What are Dynamic Requests?

A dynamic request is a request that was not served by any cache, and therefore reaches the origin webserver (Apache). In other words, all requests that are served from a cache, including our own Nginx cache and Cloudflare edge cache, do not count as a dynamic request.

All our plans come with a set amount of Dynamic Requests included. The usage of dynamic requests is measured by counting the number of requests that reach Apache. Dynamic requests will also includes all requests that cannot be cached in the first place, like POST requests. Typical examples of POST requests are ajax and API requests.

When a Bolt environment (your website) is configured correctly, most page views will be delivered from a cache and are therefore not counted as dynamic requests.

How do I know how many Dynamic Requests I need?

To get a rough estimate, for most regular sites, you can use the Google Analytics monthly page view number and divide it by 4 (~80% cache hit rate).

If you know your site’s cache hit rate, multiply your number of page views by 1 – your cache hit rate (the example for an 80% cache hit rate is 1 – 0.8 = 0.2 dynamic request rate) to get an estimated amount of dynamic requests needed.

All our plans come with a fixed number dynamic requests included. We count Dynamic Requests by counting requests made to all the sites on the Bolt, that are not a request to static assets like CSS, JavaScript or images. We do include requests to API endpoints, AJAX endpoints and similar.

Frequently Asked Questions about Dynamic Requests

My page view count in Google Analytics is HIGHER than your count! Why?

If you use a cache in front of our servers we do not count dynamic requests that hit cache. We only count requests that hit our server. So if you use a cache feature like Cloudflare APO, all requests that is served from Cloudflare’s cache is not counted.

My page view count in Google Analytics is LOWER than your count! Why?

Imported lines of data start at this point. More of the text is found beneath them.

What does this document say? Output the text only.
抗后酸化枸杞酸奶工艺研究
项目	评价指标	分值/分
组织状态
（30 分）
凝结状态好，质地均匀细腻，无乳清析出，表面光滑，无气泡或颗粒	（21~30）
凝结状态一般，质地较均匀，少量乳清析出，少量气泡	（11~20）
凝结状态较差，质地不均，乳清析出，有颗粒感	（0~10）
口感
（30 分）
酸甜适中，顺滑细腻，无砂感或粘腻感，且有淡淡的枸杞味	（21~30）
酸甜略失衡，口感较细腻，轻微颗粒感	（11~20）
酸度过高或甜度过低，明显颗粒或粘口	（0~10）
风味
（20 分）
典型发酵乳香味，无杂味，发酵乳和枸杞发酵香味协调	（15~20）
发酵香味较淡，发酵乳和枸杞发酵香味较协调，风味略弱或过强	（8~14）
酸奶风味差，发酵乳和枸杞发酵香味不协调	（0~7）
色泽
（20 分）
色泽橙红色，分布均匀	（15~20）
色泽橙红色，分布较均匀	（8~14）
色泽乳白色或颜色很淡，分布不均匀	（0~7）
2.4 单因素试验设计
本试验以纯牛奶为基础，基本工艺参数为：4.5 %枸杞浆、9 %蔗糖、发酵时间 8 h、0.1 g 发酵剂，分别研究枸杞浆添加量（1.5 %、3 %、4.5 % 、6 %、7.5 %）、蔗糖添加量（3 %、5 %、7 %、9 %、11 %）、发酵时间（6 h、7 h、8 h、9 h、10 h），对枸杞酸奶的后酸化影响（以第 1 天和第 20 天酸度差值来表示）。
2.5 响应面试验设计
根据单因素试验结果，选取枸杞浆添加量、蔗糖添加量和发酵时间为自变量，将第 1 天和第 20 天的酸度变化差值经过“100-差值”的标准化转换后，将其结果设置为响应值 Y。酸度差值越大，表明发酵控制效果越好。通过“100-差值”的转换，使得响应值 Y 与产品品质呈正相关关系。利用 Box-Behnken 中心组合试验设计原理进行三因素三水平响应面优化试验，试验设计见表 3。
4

For Google Analytics (GA) – and most other analytics tools – to count a pageview, the client/visitor/requestor needs to run the Google Analytics JavaScript on the page they are requesting. The GA JavaScript doesn’t run in many situations. For instance when:
– The request is an API request
– The browser is blocking the JavaScript
– The site doesn’t run the JavaScript because consent is not given (GDPR)
– The JavaScript isn’t present on the page
– The request is coming from some sort of bot (i.e Semrush, Ahrefs) that doesn’t run the Google Analytics JavaScript snippet

There may be more reasons Google Analytics can’t measure all hits, but these are the most common ones.

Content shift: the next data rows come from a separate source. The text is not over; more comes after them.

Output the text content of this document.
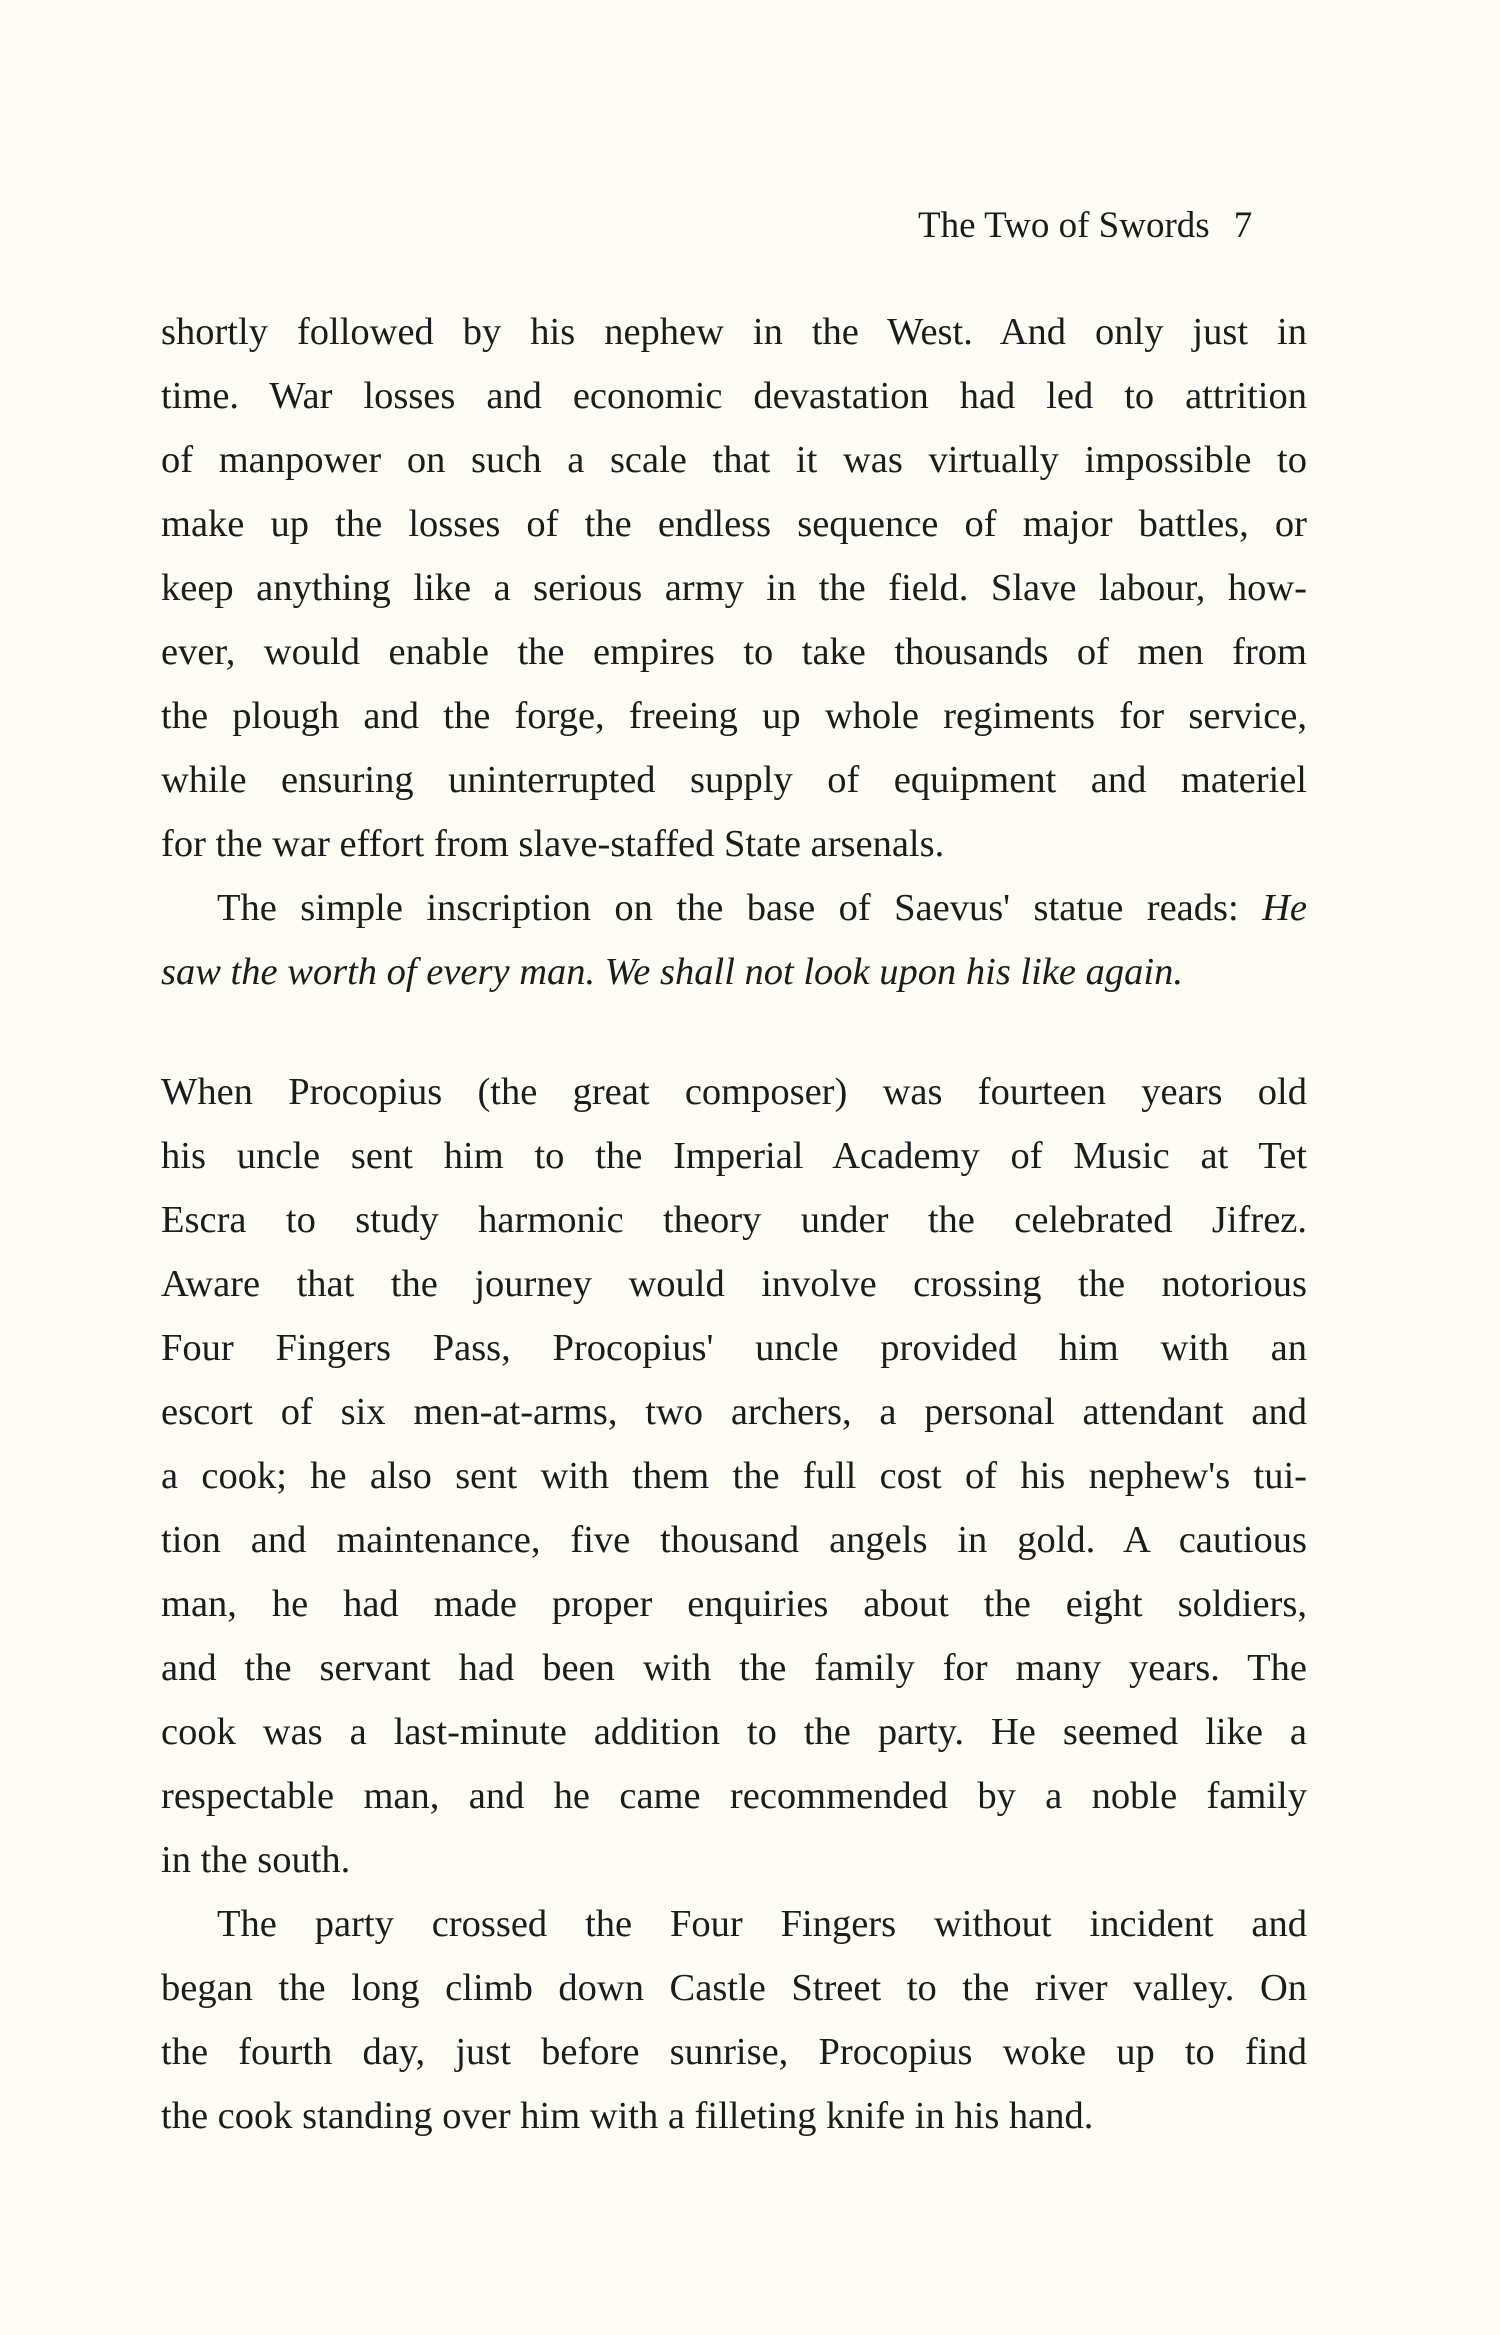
The Two of Swords 7
shortly followed by his nephew in the West. And only just in
time. War losses and economic devastation had led to attrition
of manpower on such a scale that it was virtually impossible to
make up the losses of the endless sequence of major battles, or
keep anything like a serious army in the field. Slave labour, how-
ever, would enable the empires to take thousands of men from
the plough and the forge, freeing up whole regiments for service,
while ensuring uninterrupted supply of equipment and materiel
for the war effort from slave-staffed State arsenals.
The simple inscription on the base of Saevus' statue reads: He
saw the worth of every man. We shall not look upon his like again.
When Procopius (the great composer) was fourteen years old
his uncle sent him to the Imperial Academy of Music at Tet
Escra to study harmonic theory under the celebrated Jifrez.
Aware that the journey would involve crossing the notorious
Four Fingers Pass, Procopius' uncle provided him with an
escort of six men-at-arms, two archers, a personal attendant and
a cook; he also sent with them the full cost of his nephew's tui-
tion and maintenance, five thousand angels in gold. A cautious
man, he had made proper enquiries about the eight soldiers,
and the servant had been with the family for many years. The
cook was a last-minute addition to the party. He seemed like a
respectable man, and he came recommended by a noble family
in the south.
The party crossed the Four Fingers without incident and
began the long climb down Castle Street to the river valley. On
the fourth day, just before sunrise, Procopius woke up to find
the cook standing over him with a filleting knife in his hand.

What about the information in Cloudflare’s analytics?

Cloudflare’s analytics information will be in most cases a more accurate portrayal of actual traffic being processed by your site. It’s still not the same, but those numbers match our calculation more accurately.

Why is there a difference between a page view and your dynamic request?

Page views are just that, a view of someone watching a particular page. It’s counting the number of views of the HTML being rendered for a specific page by your browser. A URL if you will.

Our dynamic requests is about the number of assets such a particular HTML page needs to present itself as you site has defined them. That means that all the assets that are required to generate that HTML page counts as a dynamic request. And that’s not even counting AJAX implementations such as add to cart or certain search solutions or API, feed or commenting. All those require some sort of dynamic process on the server and counts towards the total.